Boston, MA—No glucose-lowering regimen has been shown to reduce macrovascular complications, such as myocardial infarction (MI) or stroke, but glucagon-like peptide (GLP)-1 agonism appears to have favorable effects on many surrogate markers for cardiovascular disease (CVD), according to presenters at the 2012 Cardiometabolic Health Congress.
Although hyperglycemic states increase cardiovascular (CV) risk in a continuous manner, definitive evidence that glucose control decreases the risk of major CV events is missing, said Jorge Plutzky, MD, Director, Vascular Disease Prevention Program, Brigham and Women’s Hospital, Harvard Medical School, Boston.
As many as 80% of patients with type 2 diabetes will develop and possibly die from macrovascular disease. Even impaired glucose tolerance increases the risk for atherosclerosis and death. “By the time that type 2 diabetes is diagnosed, there are already changes that are manifest in the vasculature,” Dr Plutzky said.
Although lower levels of hemoglobin A1c levels were associated with a lower risk of mortality in the Action to Control Cardiovascular Risk in Diabetes (ACCORD) study, this study also showed that intensive glucose lowering increased 5-year mortality compared with conventional glucose lowering. As for macrovascular disease, “there is conflicting evidence that achievement of glycemic control with antidiabetic therapy is associated with reductions in CV morbidity and mortality,” said Jaime A. Davidson, MD, FACP, FACE, President of Endocrine and Diabetes Associates of Texas, and Clinical Professor of Medicine, University of Texas Southwestern Medical School, Dallas.
Evidence from the United Kingdom Prospective Diabetes Study (UKPDS) suggests, however, that early diagnosis and intensive glucose control from the start are keys to long-term risk reduction in diabetes, said Dr Davidson. Long-term follow-up of the UKPDS cohort demonstrated a significant 15% to 33% reduction in the rate of MI within the intensive glycemic control group compared with the conventionally treated group.
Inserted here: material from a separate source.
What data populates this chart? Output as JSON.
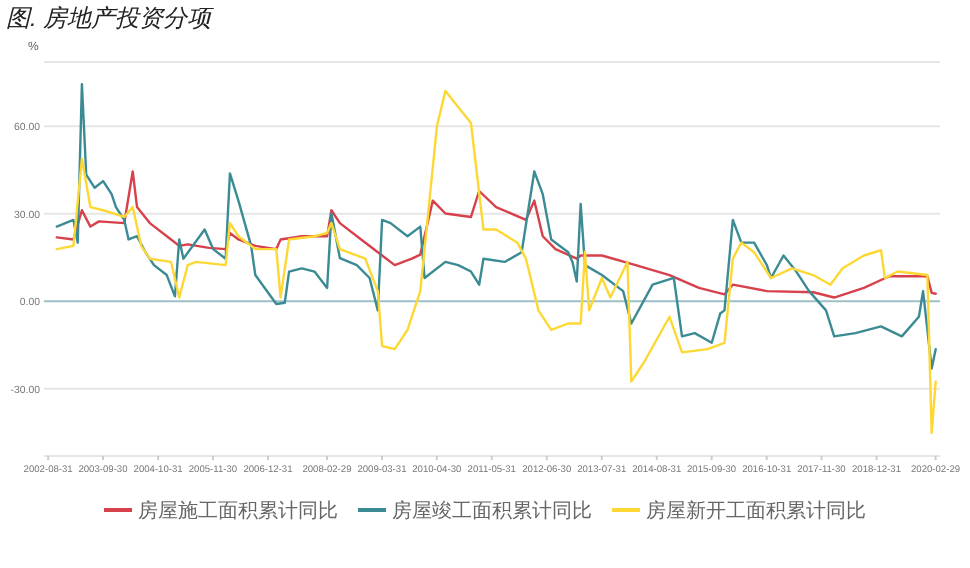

Some common oral therapies for type 2 diabetes have adverse CV effects, said Dr Davidson, including the sulfonylureas and thiazolidinediones. In particular, sulfonylureas that are not selective for KATP channels may have negative CV effects. In addition, sulfonylureas increase the risk for severe hypoglycemia, which is associated with increased risk for death.
Potential for CV Protection, Outcomes Studies in Progress
Recent regulatory obligations for all diabetes medications include excluding excess risk in phase 2/3 clinical trials, especially in high-risk populations, that include predefined CV end points with independent blind adjudication being mandatory, said Benjamin Scirica, MD, MPH, of the TIMI Study Group, Cardiovascular Division, Brigham and Women’s Hospital.
Until now, guideline recommendations have been made in high-risk patients based on CV end points in clinical studies that enrolled less than 1000 patients. “We need better data in more patients and over a longer follow-up to appropriately evaluate the risks and benefits of antidiabetic agents,” he said. “Surrogate end points are not sufficient for such a prevalent and morbid disease.”
The incretin GLP-1 is secreted by enteroendocrine L cells. GLP-1 receptors are expressed at multiple sites in the body. Normal GLP-1 secretion is stimulated by food intake. Activation of GLP-1 receptors in the central nervous system promotes satiety and the reduction of appetite, and their activation in the pancreas enhances insulin secretion and insulin sensitivity. However, the release of GLP-1 is no longer intact in persons with type 2 diabetes, said Dr Plutzky.
GLP-1 receptors are also prominent in cardiac tissues. In animal models of cardiac function, GLP-1 receptor agonism leads to vasodilation, increased myocardial glucose uptake, attenuation of ischemic injury, limitation of infarct size, and improvements in stroke volume, cardiac output, ejection fraction, and systemic resistance.
The half-life of GLP-1 in circulation is less than 2 minutes, because it is rapidly degraded by the dipeptidyl peptidase (DPP)-4 enzyme.
In humans, incretin-based therapies in the form of GLP-1 receptor agonists and DPP-4 inhibitors have improved peripheral blood flow in short-term studies in patients with type 2 diabetes, improved left ventricular function and short-term exercise capacity in patients with class II to III heart failure, and decreased the incidence of arrhythmias and improved glycemic control after coronary artery bypass graft surgery.
The potential for CV protection with the use of DPP-4 inhibitors and GLP-1 agonists is being tested in clinical studies. Incretin modulators and other antidiabetes agents are being studied in studies of CVD outcomes in more than 120,000 patients with type 2 diabetes.